一声马蹄,惊醒了沉睡的山庄。故锦赶忙走出来,看到来人。露出了微笑,然后就被琅渊一把抱紧了怀里。
“你怎么这么早来了?”故锦赶忙想起正事,问道。
琅渊松开故锦,牵着来人走进茶庄。“我和阿越的身份通过皇祖母很快就转了过来。颜婼回了还在小竹屋。等再过些时日,寻个理由再把人接回来。”
故锦点了点头,说道:“你且小心,把这边事情办完了就回去换回来。免的那些老狐狸起了疑心,”
琅渊不在意,说道:“无妨。之前那些时候一直是阿越伪装的我,这次应该没什么问题。”
正说着,就有一个年轻才俊一身青衫走过来行礼道:“臣林青羽参见皇上。”
琅渊赶忙扶起人,说道:“在外面可不比行礼,起来吧。”
“谢皇上,”林青羽抱拳起身。
三人围坐在一张桌子旁,坐定。
故锦便拿出一个画册,说道:“这是别惜给我的武林图谱,画红点的都是比较可疑的。”
琅渊接过画册认真端详,指着左边问道:“这是什么门派,怎么从未听说过。”
“这是清音一派,亦正亦邪。我并没有给他画上红圈,我想如果相处得好以后说不定可以为我们所用。”故锦解释道。
林青羽接口道:“玉竹的武功有几分像清音一派。”说这话的时候,林青羽眉头是紧皱的。然后看着故锦,眼里的担忧不言而喻。
故锦一愣,看着周围小声地说道:“玉竹的记忆有些残缺,但是他家曾是镖局。我记得别惜说过,这一派有位掌门的夫君就是一个镖师。”

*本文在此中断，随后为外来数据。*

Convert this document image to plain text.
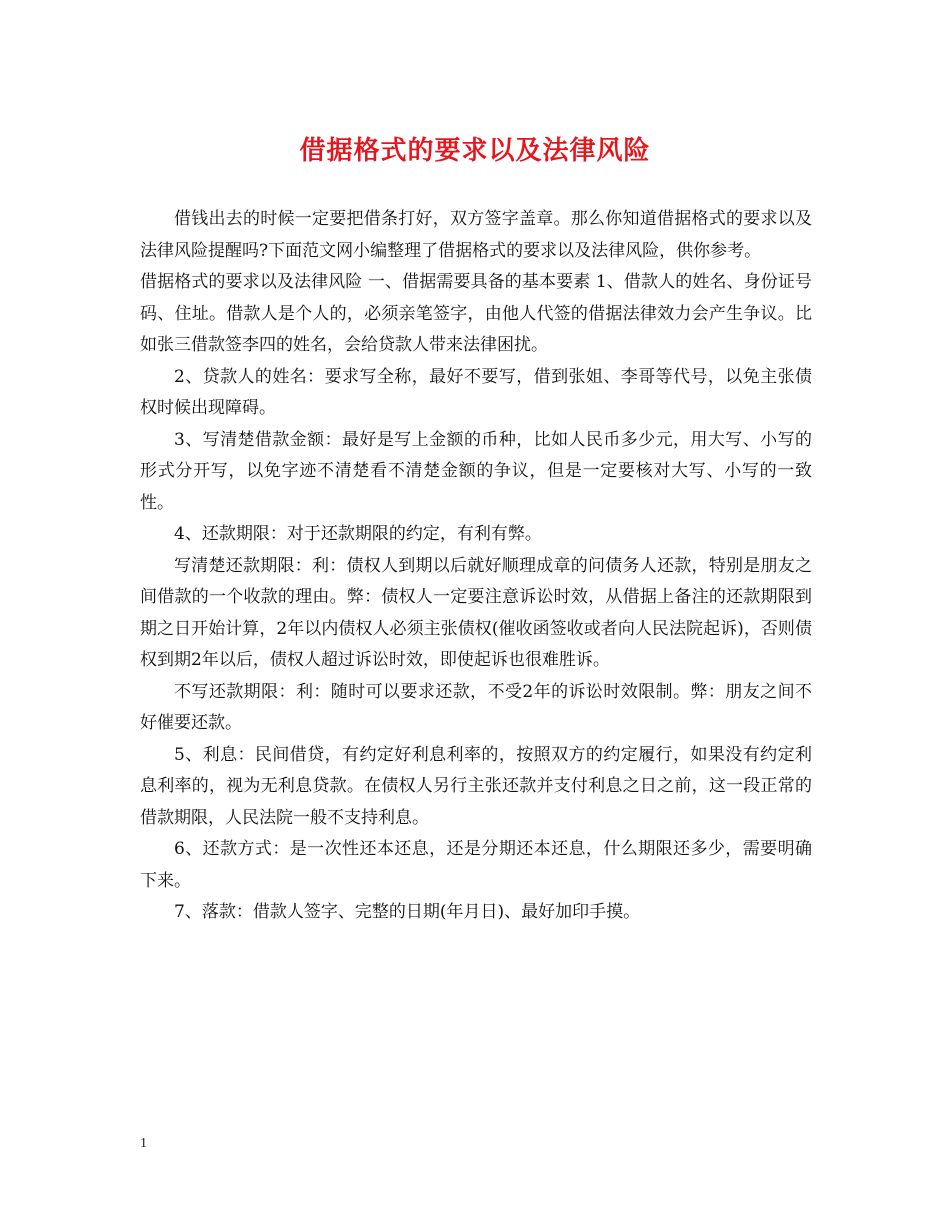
借据格式的要求以及法律风险

借钱出去的时候一定要把借条打好，双方签字盖章。那么你知道借据格式的要求以及法律风险提醒吗?下面范文网小编整理了借据格式的要求以及法律风险，供你参考。

借据格式的要求以及法律风险 一、借据需要具备的基本要素 1、借款人的姓名、身份证号码、住址。借款人是个人的，必须亲笔签字，由他人代签的借据法律效力会产生争议。比如张三借款签李四的姓名，会给贷款人带来法律困扰。

2、贷款人的姓名：要求写全称，最好不要写，借到张姐、李哥等代号，以免主张债权时候出现障碍。

3、写清楚借款金额：最好是写上金额的币种，比如人民币多少元，用大写、小写的形式分开写，以免字迹不清楚看不清楚金额的争议，但是一定要核对大写、小写的一致性。

4、还款期限：对于还款期限的约定，有利有弊。

写清楚还款期限：利：债权人到期以后就好顺理成章的问债务人还款，特别是朋友之间借款的一个收款的理由。弊：债权人一定要注意诉讼时效，从借据上备注的还款期限到期之日开始计算，2年以内债权人必须主张债权(催收函签收或者向人民法院起诉)，否则债权到期2年以后，债权人超过诉讼时效，即使起诉也很难胜诉。

不写还款期限：利：随时可以要求还款，不受2年的诉讼时效限制。弊：朋友之间不好催要还款。

5、利息：民间借贷，有约定好利息利率的，按照双方的约定履行，如果没有约定利息利率的，视为无利息贷款。在债权人另行主张还款并支付利息之日之前，这一段正常的借款期限，人民法院一般不支持利息。

6、还款方式：是一次性还本还息，还是分期还本还息，什么期限还多少，需要明确下来。

7、落款：借款人签字、完整的日期(年月日)、最好加印手摸。

1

“这么看来倒也是正常,不过武林繁杂我们怎么查起。”琅渊低沉的说道。
故锦笑笑,“这个不难,我已经让别惜放出消息。说群龙镇有龙眼,得之可以易主。”
琅渊倒是被这个办法惊讶到了,“你倒是狠。”
“不想再耗下去了。”故锦不在意地说道。